Cold Chocolate-Folk, Funk and Bluegrass Saturday, Nov. 15 at 7:30pm

Cold Chocolate, a Boston-based duo that calls itself  “a genre-bending Americana band,” makes its Cape Ann debut on Saturday, Nov. 15, at 7:30 p.m., as part of the Gloucester Meetinghouse Foundation’s 10th Anniversary series of concerts, lectures, silent movies and more. The location is the landmark 1806 Meetinghouse that is Gloucester’s oldest standing church and the home of the Gloucester Unitarian Universalist Church.

With Ethan Robbins on vocals, guitar and mandolin and Ariel Bernstein on vocals, percussion and banjo, Cold Chocolate fuses folk, funk and bluegrass and has released five albums. Simon Waxman of The Boston Review wrote that Cold Chocolate’s high energy and original music “sounds softer than the dew on the mountainside, harder than a Harley pushing back red dust, and sweeter than true love.”

With music for all ages, the band has shared bills with Leftover Salmon, David Grisman and Angelique Kidjo, and performed at festivals across the country. Tickets are available at the door and online with more information at: www.gloucestermeetinghouse.org. General admission is $30, students $10, under age 12 free.

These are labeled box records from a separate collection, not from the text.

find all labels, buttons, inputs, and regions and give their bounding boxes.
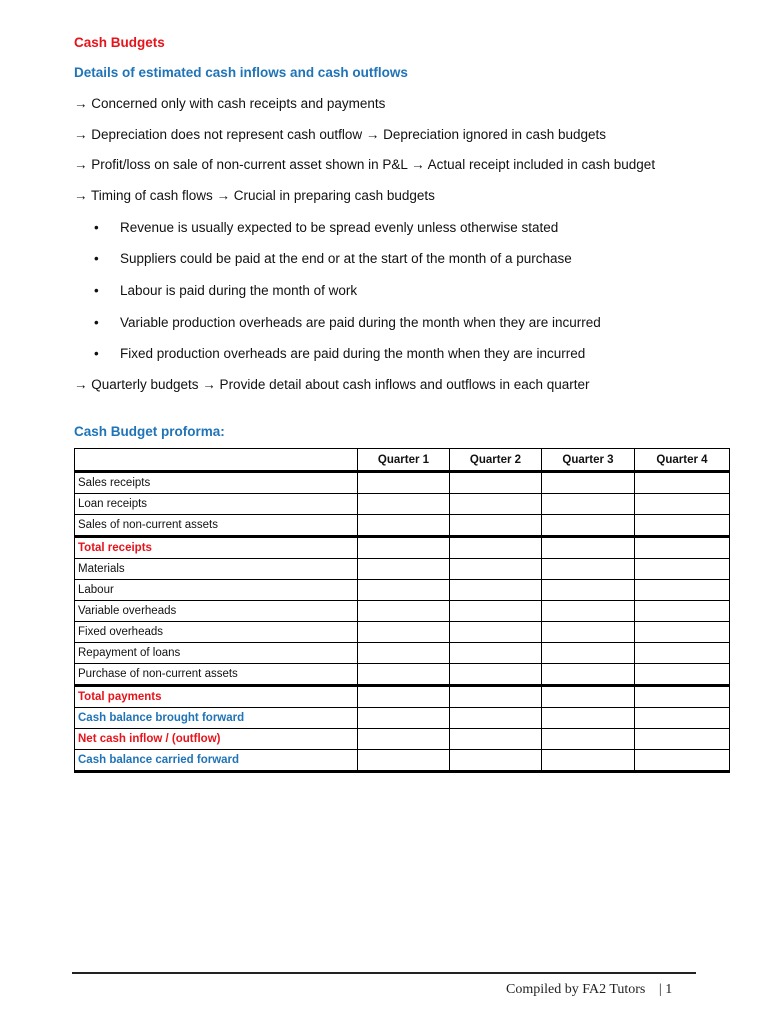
cell-q1[interactable] — [358, 580, 450, 601]
cell-q2[interactable] — [450, 729, 542, 750]
bullet-text: Suppliers could be paid at the end or at the start of the month of a purchase — [120, 251, 572, 266]
point-profit-loss: → Profit/loss on sale of non-current asset shown in P&L → Actual receipt included in cash budget — [74, 157, 656, 172]
cell-q1[interactable] — [358, 472, 450, 494]
bullet-dot-icon: • — [94, 315, 99, 330]
header-quarter-4: Quarter 4 — [635, 449, 730, 472]
cell-q2[interactable] — [450, 686, 542, 708]
cell-q4[interactable] — [635, 622, 730, 643]
table-row — [75, 515, 730, 537]
row-label: Net cash inflow / (outflow) — [75, 729, 358, 750]
point-timing: → Timing of cash flows → Crucial in preparing cash budgets — [74, 188, 435, 203]
cell-q4[interactable] — [635, 643, 730, 664]
cell-q1[interactable] — [358, 622, 450, 643]
cell-q3[interactable] — [542, 537, 635, 559]
cell-q3[interactable] — [542, 643, 635, 664]
bullet-variable-overheads — [94, 315, 601, 330]
table-row-balance-brought-forward — [75, 708, 730, 729]
bullet-text: Labour is paid during the month of work — [120, 283, 358, 298]
header-quarter-3: Quarter 3 — [542, 449, 635, 472]
cell-q3[interactable] — [542, 729, 635, 750]
header-quarter-2: Quarter 2 — [450, 449, 542, 472]
table-row — [75, 601, 730, 622]
cell-q3[interactable] — [542, 472, 635, 494]
bullet-text: Fixed production overheads are paid during the month when they are incurred — [120, 346, 586, 361]
cell-q3[interactable] — [542, 580, 635, 601]
row-label: Fixed overheads — [75, 622, 358, 643]
table-row — [75, 643, 730, 664]
cell-q2[interactable] — [450, 750, 542, 772]
table-header-row — [75, 449, 730, 472]
page-title: Cash Budgets — [74, 35, 165, 50]
cell-q2[interactable] — [450, 559, 542, 580]
cell-q3[interactable] — [542, 664, 635, 686]
cell-q2[interactable] — [450, 708, 542, 729]
cell-q4[interactable] — [635, 729, 730, 750]
cell-q1[interactable] — [358, 601, 450, 622]
footer-separator: | — [658, 982, 662, 997]
bullet-revenue — [94, 220, 559, 235]
bullet-text: Revenue is usually expected to be spread evenly unless otherwise stated — [120, 220, 559, 235]
table-row — [75, 559, 730, 580]
table-row — [75, 664, 730, 686]
cell-q1[interactable] — [358, 686, 450, 708]
cell-q1[interactable] — [358, 494, 450, 515]
page-number: 1 — [665, 982, 673, 997]
row-label: Loan receipts — [75, 494, 358, 515]
footer — [506, 982, 672, 998]
proforma-heading: Cash Budget proforma: — [74, 424, 225, 439]
section-subtitle: Details of estimated cash inflows and cash outflows — [74, 65, 408, 80]
cell-q1[interactable] — [358, 729, 450, 750]
cell-q4[interactable] — [635, 601, 730, 622]
table-row — [75, 472, 730, 494]
cell-q3[interactable] — [542, 601, 635, 622]
header-quarter-1: Quarter 1 — [358, 449, 450, 472]
table-row-balance-carried-forward — [75, 750, 730, 772]
table-row-net-cash-flow — [75, 729, 730, 750]
table-row — [75, 494, 730, 515]
row-label: Sales receipts — [75, 472, 358, 494]
table-row-total-payments — [75, 686, 730, 708]
cell-q4[interactable] — [635, 708, 730, 729]
cell-q1[interactable] — [358, 515, 450, 537]
cell-q3[interactable] — [542, 686, 635, 708]
cell-q2[interactable] — [450, 472, 542, 494]
bullet-dot-icon: • — [94, 251, 99, 266]
row-label: Variable overheads — [75, 601, 358, 622]
bullet-dot-icon: • — [94, 220, 99, 235]
cash-budget-table — [74, 448, 730, 773]
cell-q2[interactable] — [450, 537, 542, 559]
bullet-dot-icon: • — [94, 346, 99, 361]
cell-q3[interactable] — [542, 622, 635, 643]
cell-q4[interactable] — [635, 537, 730, 559]
cell-q3[interactable] — [542, 750, 635, 772]
cell-q4[interactable] — [635, 494, 730, 515]
cell-q3[interactable] — [542, 708, 635, 729]
row-label: Cash balance carried forward — [75, 750, 358, 772]
cell-q1[interactable] — [358, 750, 450, 772]
cell-q2[interactable] — [450, 494, 542, 515]
cell-q4[interactable] — [635, 750, 730, 772]
row-label: Sales of non-current assets — [75, 515, 358, 537]
bullet-text: Variable production overheads are paid during the month when they are incurred — [120, 315, 601, 330]
cell-q3[interactable] — [542, 494, 635, 515]
cell-q1[interactable] — [358, 664, 450, 686]
cell-q2[interactable] — [450, 580, 542, 601]
cell-q2[interactable] — [450, 643, 542, 664]
row-label: Total payments — [75, 686, 358, 708]
cell-q4[interactable] — [635, 559, 730, 580]
cell-q4[interactable] — [635, 580, 730, 601]
row-label: Materials — [75, 559, 358, 580]
row-label: Repayment of loans — [75, 643, 358, 664]
cell-q2[interactable] — [450, 664, 542, 686]
bullet-fixed-overheads — [94, 346, 586, 361]
cell-q1[interactable] — [358, 643, 450, 664]
cell-q1[interactable] — [358, 559, 450, 580]
cell-q2[interactable] — [450, 622, 542, 643]
cell-q3[interactable] — [542, 559, 635, 580]
cell-q1[interactable] — [358, 537, 450, 559]
cell-q2[interactable] — [450, 515, 542, 537]
bullet-labour — [94, 283, 358, 298]
row-label: Cash balance brought forward — [75, 708, 358, 729]
header-blank — [75, 449, 358, 472]
footer-credit: Compiled by FA2 Tutors — [506, 982, 646, 997]
cell-q2[interactable] — [450, 601, 542, 622]
cell-q1[interactable] — [358, 708, 450, 729]
row-label: Purchase of non-current assets — [75, 664, 358, 686]
point-depreciation: → Depreciation does not represent cash outflow → Depreciation ignored in cash budgets — [74, 127, 607, 142]
bullet-suppliers — [94, 251, 572, 266]
cell-q4[interactable] — [635, 472, 730, 494]
point-receipts-payments: → Concerned only with cash receipts and payments — [74, 96, 386, 111]
point-quarterly-budgets: → Quarterly budgets → Provide detail about cash inflows and outflows in each quarter — [74, 377, 590, 392]
cell-q4[interactable] — [635, 664, 730, 686]
table-row-total-receipts — [75, 537, 730, 559]
bullet-dot-icon: • — [94, 283, 99, 298]
cell-q3[interactable] — [542, 515, 635, 537]
row-label: Labour — [75, 580, 358, 601]
table-row — [75, 622, 730, 643]
table-row — [75, 580, 730, 601]
row-label: Total receipts — [75, 537, 358, 559]
cell-q4[interactable] — [635, 686, 730, 708]
footer-divider — [72, 972, 696, 974]
cell-q4[interactable] — [635, 515, 730, 537]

The Gloucester Unitarian Universalist Church is located at 50 Middle Street in Gloucester. Parking is available on the Green in front of the Meetinghouse and at other locations in the Historic District. The side entrance at 10 Church Street offers elevator access.

The Gloucester Unitarian Universalist Church started its history as the first Universalist church in America in 1779, a rebellious congregation that played an important role in the quest for religious freedom as enshrined in the First Amendment to the United States Constitution. The architecturally significant building predates lighthouses on Cape Ann and is on the National Register of Historic Places. The Gloucester Meetinghouse Foundation is an independent, secular nonprofit 501(c)(3) corporation dedicated to the historic building’s preservation and its use for and by the Cape Ann community.